71. This is Us

“This is Us”

The dog days of August are upon us. They usher in the Hindu festival season, which builds to a crescendo when fall arrives, and, like many other observant Hindu American families, we balance the happy chaos of each festival with the frenzy of back to school, the resumption of sports, and talk of Halloween costumes.

The week began with Janmashtami, the birth of our beloved deity, Krishna. In our house, we have a teeny little Bal Gopal (baby Krishna) perched on a cradle, and we attach a string of flowers to it, and take turns to rock him.

A, being the naughty little Krishna of our house, just cannot control himself when Bal Gopal makes an appearance. So obsessed is he with the swinging cradle that we have to hide it in a steel container the rest of the year, and we never open it in his presence, so he won’t see where it is concealed.

It’s always when my husband is attaching the flowers to the cradle that A suddenly becomes alerted. He twitches visibly and vibrates with excitement, then lunges for Bal Gopal, who probably sighs and surrenders to the inevitable. We can hardly even keep Bal Gopal on the altar long enough to do the prayers because A keeps running away with his buddy. When it’s time to rock the cradle, A’s turn is more like violent loop-the-loops, and one of us has to place a hand on the back of the figurine to moderate matters.

Our prayers usually culminate in me singing, but I cannot get through this festival without tearing up because it’s so beautiful and uplifting to me. So the song ends up getting interrupted, G ringing the bell and grinning from the back, and everyone waiting for mom to get the frog out of her throat. What can you do. This is us!

It is a tightrope walk, balancing A’s love of the pomp of each festival with the reality of how much he dreads change, things being moved, and people being immersed in non routine tasks. And of course he cannot help latching onto ritualistic actions, so I feel really mean to say this, but it makes us wary of starting anything, knowing it will soon be commandeered and rendered unrecognizable. AAAAA! I won’t apologize for these feelings, though; I’ve always been fond of our festivals, and not being able to attend to them with the usual flair has turned my religious practice inside out. My Varalakshmi Vratham, for example, was performed in semi darkness because A couldn’t bear even a table lamp that day.

But as always, I realize that these practices do not exist in some vacuum of imagined purity. Au contraire, they are pretty much meaningless if they don’t include the whole family. All over the world, people with autistic family members change things up to accommodate their sensitive loved ones, and we are no exception. It is virtually impossible for me to play the role of family priestess AND mom while also adhering to every process. We want the spirit of autism and our respect of its manifestations to be held in high regard, and if that means we shape our ritual practices, so be it. This is us too.

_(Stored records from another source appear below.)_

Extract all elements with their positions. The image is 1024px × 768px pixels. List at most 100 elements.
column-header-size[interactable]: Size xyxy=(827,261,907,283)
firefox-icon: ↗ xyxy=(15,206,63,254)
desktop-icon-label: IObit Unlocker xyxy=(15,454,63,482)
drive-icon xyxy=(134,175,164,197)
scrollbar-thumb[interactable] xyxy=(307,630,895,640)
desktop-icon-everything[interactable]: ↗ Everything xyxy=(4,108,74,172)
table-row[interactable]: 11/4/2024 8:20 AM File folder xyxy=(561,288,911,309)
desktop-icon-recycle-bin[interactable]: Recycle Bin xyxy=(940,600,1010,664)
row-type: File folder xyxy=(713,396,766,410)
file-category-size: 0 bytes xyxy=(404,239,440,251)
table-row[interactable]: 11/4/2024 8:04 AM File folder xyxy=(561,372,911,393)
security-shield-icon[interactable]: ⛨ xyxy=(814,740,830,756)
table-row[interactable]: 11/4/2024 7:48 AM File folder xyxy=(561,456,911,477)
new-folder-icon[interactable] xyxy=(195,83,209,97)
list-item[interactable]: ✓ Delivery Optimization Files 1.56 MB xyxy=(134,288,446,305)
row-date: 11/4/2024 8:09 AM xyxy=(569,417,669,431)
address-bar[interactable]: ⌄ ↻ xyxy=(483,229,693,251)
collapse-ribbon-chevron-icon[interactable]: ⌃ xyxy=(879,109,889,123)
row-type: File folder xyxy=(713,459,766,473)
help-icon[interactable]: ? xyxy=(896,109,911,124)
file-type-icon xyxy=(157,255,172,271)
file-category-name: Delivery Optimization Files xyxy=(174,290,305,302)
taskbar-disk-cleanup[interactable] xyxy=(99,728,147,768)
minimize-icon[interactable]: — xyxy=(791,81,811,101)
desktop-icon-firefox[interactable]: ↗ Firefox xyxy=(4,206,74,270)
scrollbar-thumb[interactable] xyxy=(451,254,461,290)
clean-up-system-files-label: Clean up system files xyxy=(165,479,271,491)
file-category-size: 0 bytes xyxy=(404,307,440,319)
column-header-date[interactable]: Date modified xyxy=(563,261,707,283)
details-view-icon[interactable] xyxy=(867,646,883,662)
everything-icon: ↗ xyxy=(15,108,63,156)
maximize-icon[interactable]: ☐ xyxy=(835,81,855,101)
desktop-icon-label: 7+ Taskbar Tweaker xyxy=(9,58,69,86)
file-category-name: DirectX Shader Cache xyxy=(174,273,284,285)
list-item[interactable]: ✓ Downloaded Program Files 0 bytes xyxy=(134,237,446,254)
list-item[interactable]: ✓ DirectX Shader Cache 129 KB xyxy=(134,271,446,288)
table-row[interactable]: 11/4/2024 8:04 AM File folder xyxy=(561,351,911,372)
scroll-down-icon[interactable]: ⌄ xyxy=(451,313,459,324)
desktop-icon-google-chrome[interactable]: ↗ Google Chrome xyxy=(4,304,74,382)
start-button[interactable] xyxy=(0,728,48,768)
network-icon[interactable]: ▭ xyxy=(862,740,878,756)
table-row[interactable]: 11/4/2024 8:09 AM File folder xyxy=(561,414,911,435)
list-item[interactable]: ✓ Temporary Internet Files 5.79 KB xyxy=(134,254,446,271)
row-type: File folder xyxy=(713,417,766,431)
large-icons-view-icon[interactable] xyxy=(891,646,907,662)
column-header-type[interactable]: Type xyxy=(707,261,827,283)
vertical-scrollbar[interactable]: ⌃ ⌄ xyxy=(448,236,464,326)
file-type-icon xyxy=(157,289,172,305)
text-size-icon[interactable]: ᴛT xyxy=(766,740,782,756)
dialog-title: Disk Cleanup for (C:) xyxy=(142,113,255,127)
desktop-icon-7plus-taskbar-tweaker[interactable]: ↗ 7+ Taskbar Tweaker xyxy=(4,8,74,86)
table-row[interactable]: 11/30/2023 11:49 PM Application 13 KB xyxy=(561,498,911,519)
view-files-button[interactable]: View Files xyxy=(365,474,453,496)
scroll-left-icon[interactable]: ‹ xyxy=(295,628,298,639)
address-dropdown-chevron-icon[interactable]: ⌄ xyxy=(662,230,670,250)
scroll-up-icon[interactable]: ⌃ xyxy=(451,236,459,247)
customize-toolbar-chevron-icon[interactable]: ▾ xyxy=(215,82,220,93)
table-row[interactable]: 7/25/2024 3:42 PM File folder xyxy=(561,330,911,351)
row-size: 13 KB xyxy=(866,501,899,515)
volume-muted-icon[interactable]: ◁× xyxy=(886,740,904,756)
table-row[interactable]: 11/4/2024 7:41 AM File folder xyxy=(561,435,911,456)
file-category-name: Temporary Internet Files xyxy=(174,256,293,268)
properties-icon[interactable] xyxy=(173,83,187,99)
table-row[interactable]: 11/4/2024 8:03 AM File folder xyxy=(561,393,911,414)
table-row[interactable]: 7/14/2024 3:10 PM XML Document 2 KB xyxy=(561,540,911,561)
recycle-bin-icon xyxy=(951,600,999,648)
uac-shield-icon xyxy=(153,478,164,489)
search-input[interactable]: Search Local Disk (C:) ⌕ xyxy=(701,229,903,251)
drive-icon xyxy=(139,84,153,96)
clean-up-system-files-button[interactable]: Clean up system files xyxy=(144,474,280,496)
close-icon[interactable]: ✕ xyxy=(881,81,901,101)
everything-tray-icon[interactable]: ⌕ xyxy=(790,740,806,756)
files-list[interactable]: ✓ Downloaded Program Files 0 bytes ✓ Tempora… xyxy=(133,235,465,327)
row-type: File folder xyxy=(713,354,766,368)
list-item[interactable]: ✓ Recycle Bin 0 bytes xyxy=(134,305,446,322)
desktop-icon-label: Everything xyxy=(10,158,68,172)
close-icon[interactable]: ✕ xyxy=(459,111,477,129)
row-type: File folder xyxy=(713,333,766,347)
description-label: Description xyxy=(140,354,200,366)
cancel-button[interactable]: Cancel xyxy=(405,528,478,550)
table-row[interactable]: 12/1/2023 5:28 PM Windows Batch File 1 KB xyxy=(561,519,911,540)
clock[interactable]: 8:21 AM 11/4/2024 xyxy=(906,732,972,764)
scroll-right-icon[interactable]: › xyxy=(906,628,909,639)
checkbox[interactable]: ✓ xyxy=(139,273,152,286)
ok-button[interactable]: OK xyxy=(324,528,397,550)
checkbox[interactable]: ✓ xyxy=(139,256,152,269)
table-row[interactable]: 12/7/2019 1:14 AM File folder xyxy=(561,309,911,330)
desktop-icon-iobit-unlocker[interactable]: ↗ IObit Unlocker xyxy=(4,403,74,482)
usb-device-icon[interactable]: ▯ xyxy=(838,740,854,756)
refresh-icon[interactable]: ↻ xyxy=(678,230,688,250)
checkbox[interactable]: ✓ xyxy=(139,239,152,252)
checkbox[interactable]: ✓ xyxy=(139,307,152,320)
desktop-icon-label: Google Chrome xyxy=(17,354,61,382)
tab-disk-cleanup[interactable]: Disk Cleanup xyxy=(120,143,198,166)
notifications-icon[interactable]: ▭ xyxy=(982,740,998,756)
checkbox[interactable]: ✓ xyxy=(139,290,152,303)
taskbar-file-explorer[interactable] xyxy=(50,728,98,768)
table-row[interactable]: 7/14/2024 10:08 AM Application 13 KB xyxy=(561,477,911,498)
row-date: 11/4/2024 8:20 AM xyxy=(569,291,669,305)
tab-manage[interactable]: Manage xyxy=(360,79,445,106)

It feels more important than ever to claim space as an autism family, not just because being a minority with the badge of disability thrusts A and other people like him into such an unsought position of visibility here in the US at this moment in history, but also because worldwide, institutions, both sacred and secular, have a checkered history of treating people like A as accursed unfortunates needing charity, thus allowing the charitable to burnish their own karmic halo; as saintly innocents; or even worse, as undeserving or entitled blights who feed off society’s largesse.

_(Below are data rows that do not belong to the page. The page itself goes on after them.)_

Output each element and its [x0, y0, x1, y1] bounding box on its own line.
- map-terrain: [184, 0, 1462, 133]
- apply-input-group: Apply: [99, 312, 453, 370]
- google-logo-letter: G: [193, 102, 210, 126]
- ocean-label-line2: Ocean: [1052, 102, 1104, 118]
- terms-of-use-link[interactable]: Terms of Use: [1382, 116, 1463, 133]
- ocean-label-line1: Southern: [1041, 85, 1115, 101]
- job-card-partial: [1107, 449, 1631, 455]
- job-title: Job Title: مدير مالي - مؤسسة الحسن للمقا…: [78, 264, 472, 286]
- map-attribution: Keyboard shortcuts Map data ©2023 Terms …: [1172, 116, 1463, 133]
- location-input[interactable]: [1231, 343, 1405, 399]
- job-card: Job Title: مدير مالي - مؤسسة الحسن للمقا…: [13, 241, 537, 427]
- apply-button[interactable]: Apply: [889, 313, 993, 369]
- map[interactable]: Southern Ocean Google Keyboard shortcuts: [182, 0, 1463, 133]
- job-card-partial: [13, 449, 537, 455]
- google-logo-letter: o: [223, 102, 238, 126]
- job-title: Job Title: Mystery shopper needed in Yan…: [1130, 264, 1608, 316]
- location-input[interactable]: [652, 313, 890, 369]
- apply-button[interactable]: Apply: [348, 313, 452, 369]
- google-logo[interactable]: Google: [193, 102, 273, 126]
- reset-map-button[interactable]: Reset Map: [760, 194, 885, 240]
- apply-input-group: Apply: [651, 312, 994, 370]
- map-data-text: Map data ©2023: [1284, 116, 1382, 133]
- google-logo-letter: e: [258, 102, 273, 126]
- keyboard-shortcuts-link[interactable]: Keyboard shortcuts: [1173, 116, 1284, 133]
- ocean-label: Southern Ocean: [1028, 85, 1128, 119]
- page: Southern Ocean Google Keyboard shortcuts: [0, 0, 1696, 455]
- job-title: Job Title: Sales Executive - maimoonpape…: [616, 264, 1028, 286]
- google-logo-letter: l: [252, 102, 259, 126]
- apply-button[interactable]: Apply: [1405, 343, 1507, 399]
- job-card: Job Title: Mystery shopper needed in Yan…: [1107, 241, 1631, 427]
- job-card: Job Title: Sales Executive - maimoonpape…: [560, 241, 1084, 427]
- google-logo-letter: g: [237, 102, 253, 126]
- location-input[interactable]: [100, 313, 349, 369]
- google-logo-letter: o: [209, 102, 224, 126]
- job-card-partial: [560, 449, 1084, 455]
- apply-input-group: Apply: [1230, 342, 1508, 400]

I am not saying these things to do any sort of finger pointing. It is possible to logic ourselves into a corner, and while I see clearly the inherent privilege that allows us to continue to practice our faith on our own terms, we are still an immigrant nuclear autism family, largely left to our own devices, and our traditions are still meaningful to us in a way that cannot be explained in any way that would satisfy the terms of a rational debate.

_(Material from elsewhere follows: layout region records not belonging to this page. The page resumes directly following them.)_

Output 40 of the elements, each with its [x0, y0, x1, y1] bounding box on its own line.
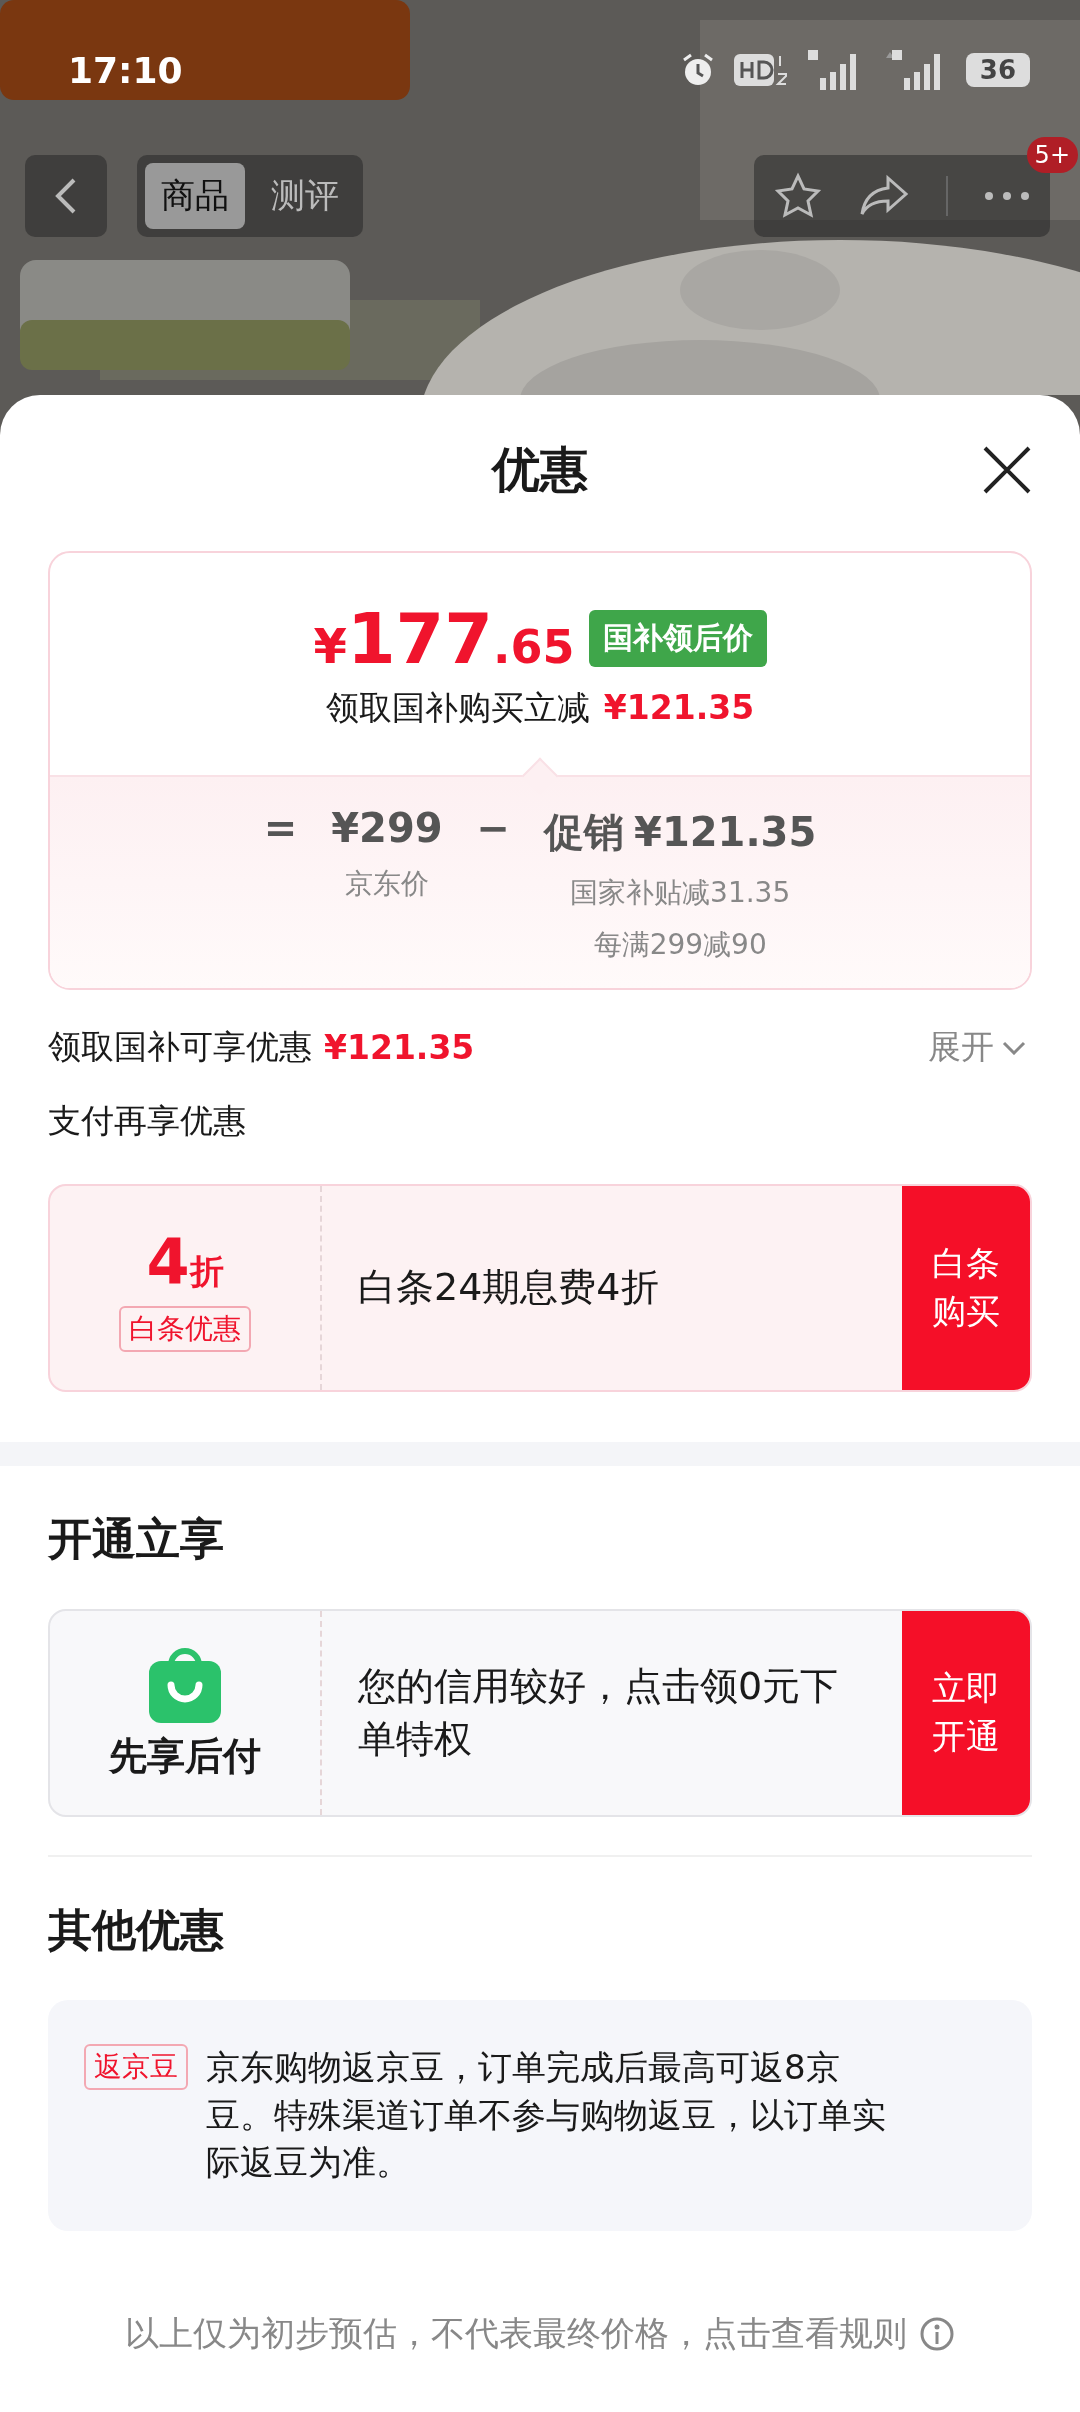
promo-detail: 国家补贴减31.35 [570, 875, 791, 911]
promo-label: 促销 [544, 808, 625, 857]
offer-button[interactable]: 白条购买 [902, 1186, 1030, 1390]
offer-text: 白条24期息费4折 [358, 1264, 659, 1312]
section-title: 其他优惠 [48, 1903, 225, 1957]
minus-sign: − [476, 805, 511, 853]
clock: 17:10 [68, 49, 183, 91]
sheet-title: 优惠 [492, 440, 588, 499]
final-price: ¥177.65 [313, 597, 575, 680]
tab[interactable]: 商品 [145, 163, 245, 229]
discount-amount: ¥121.35 [324, 1028, 475, 1067]
hd-icon [733, 52, 790, 88]
offer-text: 京东购物返京豆，订单完成后最高可返8京豆。特殊渠道订单不参与购物返豆，以订单实际返豆为准。 [206, 2046, 887, 2185]
offer-tag: 白条优惠 [119, 1305, 251, 1352]
close-icon[interactable] [982, 445, 1032, 495]
base-price: ¥299 [331, 805, 443, 851]
base-price-label: 京东价 [344, 866, 429, 902]
star-icon[interactable] [774, 172, 822, 220]
price-tag: 国补领后价 [588, 610, 767, 667]
battery-level: 36 [965, 53, 1030, 87]
section-title: 开通立享 [48, 1512, 225, 1566]
more-icon[interactable] [984, 191, 1030, 201]
promo-amount: ¥121.35 [634, 809, 817, 855]
equals-sign: = [263, 805, 298, 853]
offer-tag: 返京豆 [84, 2044, 188, 2090]
discount-label: 领取国补可享优惠 [48, 1026, 312, 1068]
section-label: 支付再享优惠 [48, 1100, 247, 1142]
reduce-label: 领取国补购买立减 [325, 686, 590, 729]
chevron-down-icon [1002, 1040, 1026, 1055]
offer-button[interactable]: 立即开通 [902, 1611, 1030, 1815]
info-icon[interactable] [919, 2315, 955, 2352]
expand-toggle[interactable]: 展开 [922, 1024, 1032, 1071]
reduce-amount: ¥121.35 [603, 687, 755, 727]
tab[interactable]: 测评 [255, 163, 355, 229]
promo-detail: 每满299减90 [593, 927, 767, 963]
discount-value: 4折 [146, 1224, 224, 1298]
service-title: 先享后付 [109, 1732, 261, 1780]
disclaimer-link[interactable]: 以上仅为初步预估，不代表最终价格，点击查看规则 [125, 2310, 907, 2357]
back-icon[interactable] [54, 176, 78, 216]
offer-text: 您的信用较好，点击领0元下单特权 [358, 1662, 840, 1763]
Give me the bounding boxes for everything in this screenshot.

The personal has always been political. And when A grabs something from the altar to hug, or sways to the hypnotic cadence of mantras, or superimposes his own rituals atop Vedic ones, he is saying something important about who he is and what space he deserves to occupy. This is us, he says. We like us.

Radha.

 

 

 

 

2 thoughts on “71. This is Us

  1. I like to think that Bal Gopal waits all year to celebrate his birthday with a true friend like A who loves him so dearly. I think that is the best birthday for him. 🙂

    Liked by 1 person

    1. That’s such a beautifully expressed thought, Mukta! I so appreciate you sharing that. Really, I feel more and more that the personal is political. If any faith community cannot absorb difference, then we cannot make it our problem. I’m happy that we know such enlightened people.